In a XML file parsed to a Document I want to get a XML attribute that has embedded tabs and new lines.
I've googled and found that the XML parsing spec says the attribute text is "normalized", replacing white space characters with a blank.
I guess a have to replace the tabs and line breaks with an appropriate escaped character before I parse the XML.
In all of my googling I have not found a straightforward method to get from the File to a Document where the attribute text is returned with Tabs and Line breaks preserved.
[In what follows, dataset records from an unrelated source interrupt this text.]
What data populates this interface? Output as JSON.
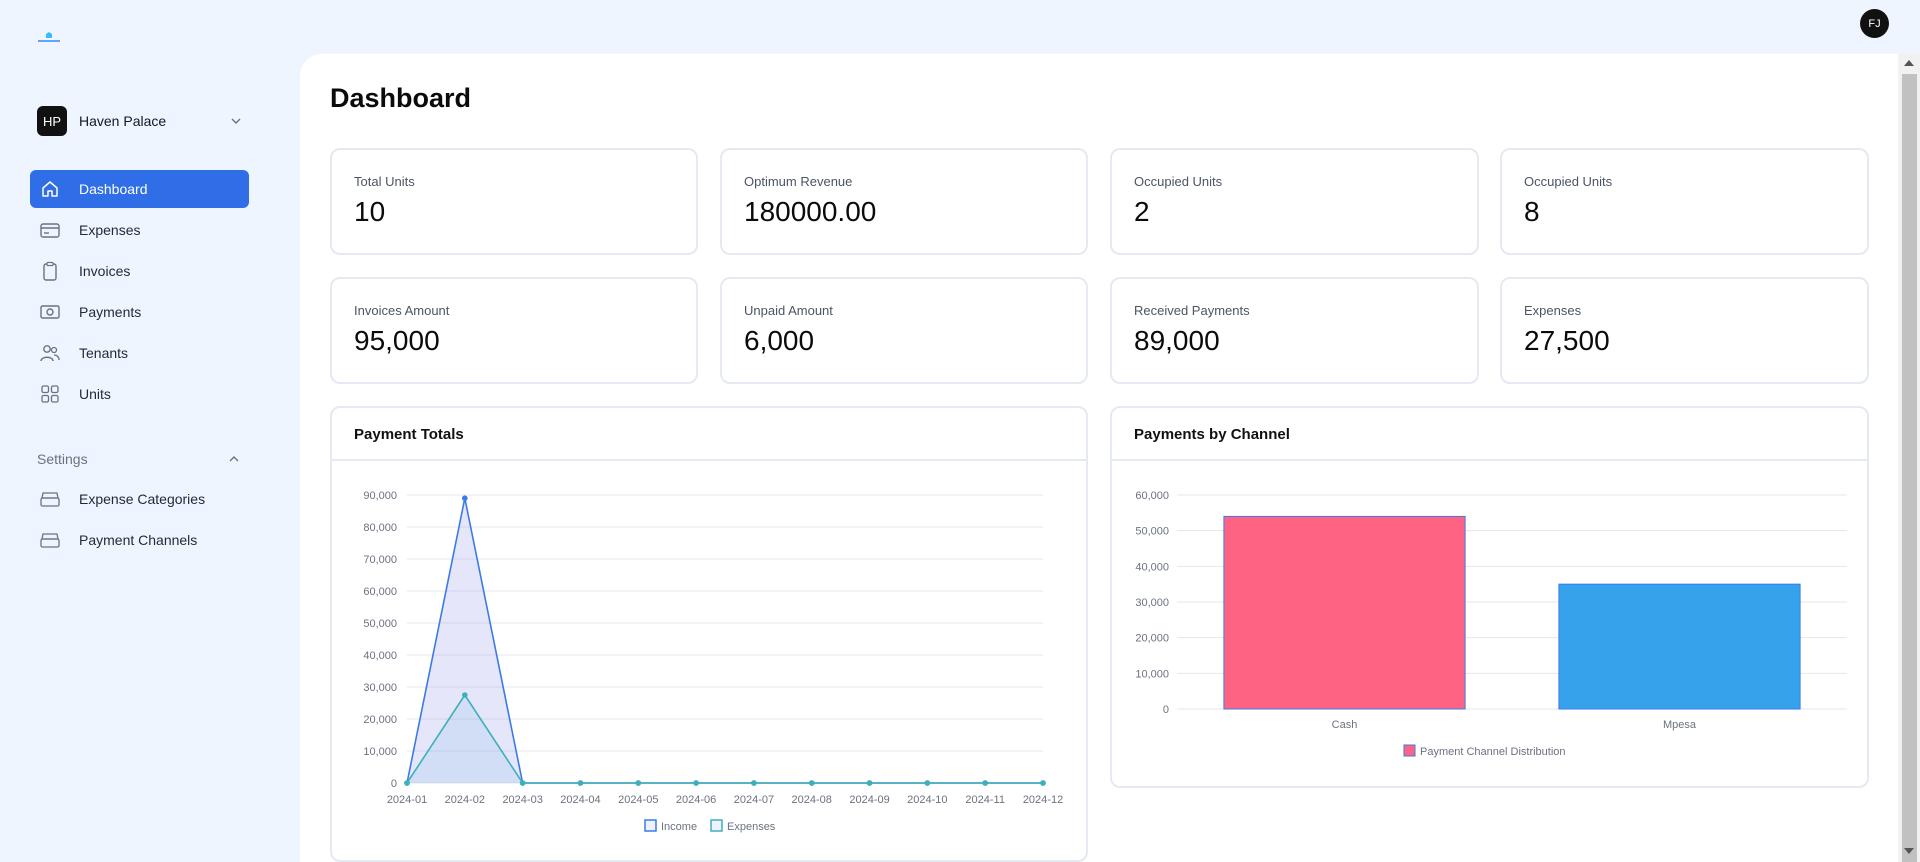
{
  "header": {
    "avatar_initials": "FJ"
  },
  "sidebar": {
    "property": {
      "initials": "HP",
      "name": "Haven Palace"
    },
    "items": [
      {
        "label": "Dashboard",
        "icon": "home-icon",
        "active": true
      },
      {
        "label": "Expenses",
        "icon": "credit-card-icon"
      },
      {
        "label": "Invoices",
        "icon": "clipboard-icon"
      },
      {
        "label": "Payments",
        "icon": "banknote-icon"
      },
      {
        "label": "Tenants",
        "icon": "users-icon"
      },
      {
        "label": "Units",
        "icon": "grid-icon"
      }
    ],
    "settings_label": "Settings",
    "settings_items": [
      {
        "label": "Expense Categories",
        "icon": "archive-icon"
      },
      {
        "label": "Payment Channels",
        "icon": "archive-icon"
      }
    ]
  },
  "main": {
    "title": "Dashboard",
    "stats": [
      {
        "label": "Total Units",
        "value": "10"
      },
      {
        "label": "Optimum Revenue",
        "value": "180000.00"
      },
      {
        "label": "Occupied Units",
        "value": "2"
      },
      {
        "label": "Occupied Units",
        "value": "8"
      },
      {
        "label": "Invoices Amount",
        "value": "95,000"
      },
      {
        "label": "Unpaid Amount",
        "value": "6,000"
      },
      {
        "label": "Received Payments",
        "value": "89,000"
      },
      {
        "label": "Expenses",
        "value": "27,500"
      }
    ],
    "payment_totals_title": "Payment Totals",
    "payments_by_channel_title": "Payments by Channel"
  },
  "colors": {
    "accent": "#2f6ee6",
    "income": "#3b7be6",
    "expenses": "#3fb0b8",
    "cash": "#ff6384",
    "mpesa": "#36a2eb"
  },
  "chart_data": [
    {
      "type": "line",
      "title": "Payment Totals",
      "x": [
        "2024-01",
        "2024-02",
        "2024-03",
        "2024-04",
        "2024-05",
        "2024-06",
        "2024-07",
        "2024-08",
        "2024-09",
        "2024-10",
        "2024-11",
        "2024-12"
      ],
      "series": [
        {
          "name": "Income",
          "values": [
            0,
            89000,
            0,
            0,
            0,
            0,
            0,
            0,
            0,
            0,
            0,
            0
          ]
        },
        {
          "name": "Expenses",
          "values": [
            0,
            27500,
            0,
            0,
            0,
            0,
            0,
            0,
            0,
            0,
            0,
            0
          ]
        }
      ],
      "ylim": [
        0,
        90000
      ],
      "yticks": [
        0,
        10000,
        20000,
        30000,
        40000,
        50000,
        60000,
        70000,
        80000,
        90000
      ],
      "ytick_labels": [
        "0",
        "10,000",
        "20,000",
        "30,000",
        "40,000",
        "50,000",
        "60,000",
        "70,000",
        "80,000",
        "90,000"
      ],
      "grid": true,
      "legend": "bottom"
    },
    {
      "type": "bar",
      "title": "Payments by Channel",
      "categories": [
        "Cash",
        "Mpesa"
      ],
      "series": [
        {
          "name": "Payment Channel Distribution",
          "values": [
            54000,
            35000
          ]
        }
      ],
      "ylim": [
        0,
        60000
      ],
      "yticks": [
        0,
        10000,
        20000,
        30000,
        40000,
        50000,
        60000
      ],
      "ytick_labels": [
        "0",
        "10,000",
        "20,000",
        "30,000",
        "40,000",
        "50,000",
        "60,000"
      ],
      "grid": true,
      "legend": "bottom"
    }
  ]
}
The XML file is generated from a third party application so it may not be addressed there.
I want to use the JDK parser.
My initial attempts at reading the File into a string and parsing the String fail with a parse error on the first byte
Any suggestions on a straight forward approach?
An example element is at pastbin Element example
[1]: https://pastebin.com/pc9uGbSD
I perform a XML Parse like this
public ReadPlexExport(Path xmlPath, ExportType exType) throws Exception {
this.xmlPath = xmlPath;
this.type = exType;
this.doc = DBF.newDocumentBuilder().parse(this.xmlPath.toFile());
}
答案 0 :(得分:0)
我当前问题的快速而肮脏的解决方案是逐行读取XML文件作为文本文件,在每行上用转义的选项卡值替换\ t字符,将行写入新文件,然后附加一个逃跑换线。
可以解析新的XML文件。原始XML将始终采用允许此hack为\ t的形式,并且只有在属性中才会出现换行符。